I read this book years ago, and enjoyed it, but having just listened to it via audible, I have picked up on so many more nuances and clever tricks of language that I missed in the dense text of hard copy. Kingsolver is the mistress of words that can mean more than one thing, indeed she creates a character who makes meanings of words that are read backwards! Even the title is a play on the dual meaning of the word the preacher uses for Jesus - in the tribal language of the congolese people he is trying to convert, it means poisonwood - a deadly plant that will kill you. His ignorance, however, is foiled by the understanding of his wife and four daughters, each of whom have their own narrative voice and story. An absolutely compelling story that is at once a celebration of freedom and independence and a tragic exposition of social prejudice and expectation. Not a light read, but certainly one not to be missed!
"Lyrical and compelling"
I enjoyed it. If the narration was a little flat, I wasn't put off by it and the fact that each subsection is preceded by a naming of the character involved helps in following the plot. The character of the four daughters is drawn out carefully, as is their development over time. The Congo and its people are far more than a mere backdrop; they shape the growth of Orleanna and her four girls, whereas the refusal of the father to attempt any sort of integration compromises not only his religious mission but also his family bonds. He fades slowly out of the picture, leaving Orleanna to face all the consequences.

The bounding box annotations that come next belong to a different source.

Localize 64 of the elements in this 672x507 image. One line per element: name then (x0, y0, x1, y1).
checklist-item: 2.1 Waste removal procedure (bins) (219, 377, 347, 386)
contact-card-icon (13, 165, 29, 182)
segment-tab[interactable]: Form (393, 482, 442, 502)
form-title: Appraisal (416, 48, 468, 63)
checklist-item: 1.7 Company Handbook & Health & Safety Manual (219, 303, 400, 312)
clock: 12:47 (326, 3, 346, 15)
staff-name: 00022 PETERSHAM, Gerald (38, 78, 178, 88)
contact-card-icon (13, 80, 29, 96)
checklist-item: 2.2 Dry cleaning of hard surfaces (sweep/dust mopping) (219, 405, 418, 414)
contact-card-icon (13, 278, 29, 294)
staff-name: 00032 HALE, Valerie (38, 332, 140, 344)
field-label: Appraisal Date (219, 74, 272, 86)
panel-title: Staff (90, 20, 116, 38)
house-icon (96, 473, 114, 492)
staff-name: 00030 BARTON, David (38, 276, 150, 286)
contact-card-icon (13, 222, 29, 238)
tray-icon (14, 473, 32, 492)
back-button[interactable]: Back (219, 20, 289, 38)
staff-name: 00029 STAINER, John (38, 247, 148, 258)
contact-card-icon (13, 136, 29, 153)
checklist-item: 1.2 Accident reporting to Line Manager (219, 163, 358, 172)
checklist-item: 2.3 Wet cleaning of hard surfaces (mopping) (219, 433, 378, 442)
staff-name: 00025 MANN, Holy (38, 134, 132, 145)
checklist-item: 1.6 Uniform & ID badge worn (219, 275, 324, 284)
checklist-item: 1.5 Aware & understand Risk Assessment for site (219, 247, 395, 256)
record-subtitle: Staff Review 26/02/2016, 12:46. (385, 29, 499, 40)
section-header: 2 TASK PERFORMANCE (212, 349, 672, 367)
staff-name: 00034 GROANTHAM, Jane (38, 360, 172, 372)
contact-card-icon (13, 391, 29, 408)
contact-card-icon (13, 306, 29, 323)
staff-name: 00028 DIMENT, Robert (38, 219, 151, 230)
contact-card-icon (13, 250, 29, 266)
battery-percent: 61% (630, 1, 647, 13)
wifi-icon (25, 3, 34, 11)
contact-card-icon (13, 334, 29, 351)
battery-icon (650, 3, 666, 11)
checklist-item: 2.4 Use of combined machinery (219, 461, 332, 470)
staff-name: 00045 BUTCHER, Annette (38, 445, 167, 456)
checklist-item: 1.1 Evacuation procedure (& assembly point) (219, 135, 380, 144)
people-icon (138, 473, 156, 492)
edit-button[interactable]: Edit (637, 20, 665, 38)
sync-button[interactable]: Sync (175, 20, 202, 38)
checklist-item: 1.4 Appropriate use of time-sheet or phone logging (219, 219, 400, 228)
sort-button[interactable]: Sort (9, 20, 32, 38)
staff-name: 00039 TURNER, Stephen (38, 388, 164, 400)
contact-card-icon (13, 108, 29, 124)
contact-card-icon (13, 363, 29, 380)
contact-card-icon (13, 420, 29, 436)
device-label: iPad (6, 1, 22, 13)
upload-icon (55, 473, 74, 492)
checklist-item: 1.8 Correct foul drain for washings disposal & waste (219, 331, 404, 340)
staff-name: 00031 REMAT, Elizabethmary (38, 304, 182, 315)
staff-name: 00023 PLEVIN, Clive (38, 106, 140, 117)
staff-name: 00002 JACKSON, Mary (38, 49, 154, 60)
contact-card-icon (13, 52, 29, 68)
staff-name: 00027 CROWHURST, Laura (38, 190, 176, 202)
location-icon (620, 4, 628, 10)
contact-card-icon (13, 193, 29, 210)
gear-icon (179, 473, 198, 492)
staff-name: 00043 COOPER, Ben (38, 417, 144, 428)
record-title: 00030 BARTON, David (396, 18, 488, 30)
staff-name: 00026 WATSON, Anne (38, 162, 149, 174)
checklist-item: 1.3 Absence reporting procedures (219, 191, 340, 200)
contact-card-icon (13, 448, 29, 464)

I wasn't convinced by all the characters. I couldn't get into the head of Rachel, the eldest girl, and Nathan, the father, remains a cipher despite his backstory. Adah, on the other hand, is fascinating and her plays with words reflect Kingsolver at her lyrical best.
At times the book feels a little like a treatise on long-suffering motherhood and the second half seems nowhere near as strongly written but, overall, I thought it had real impact.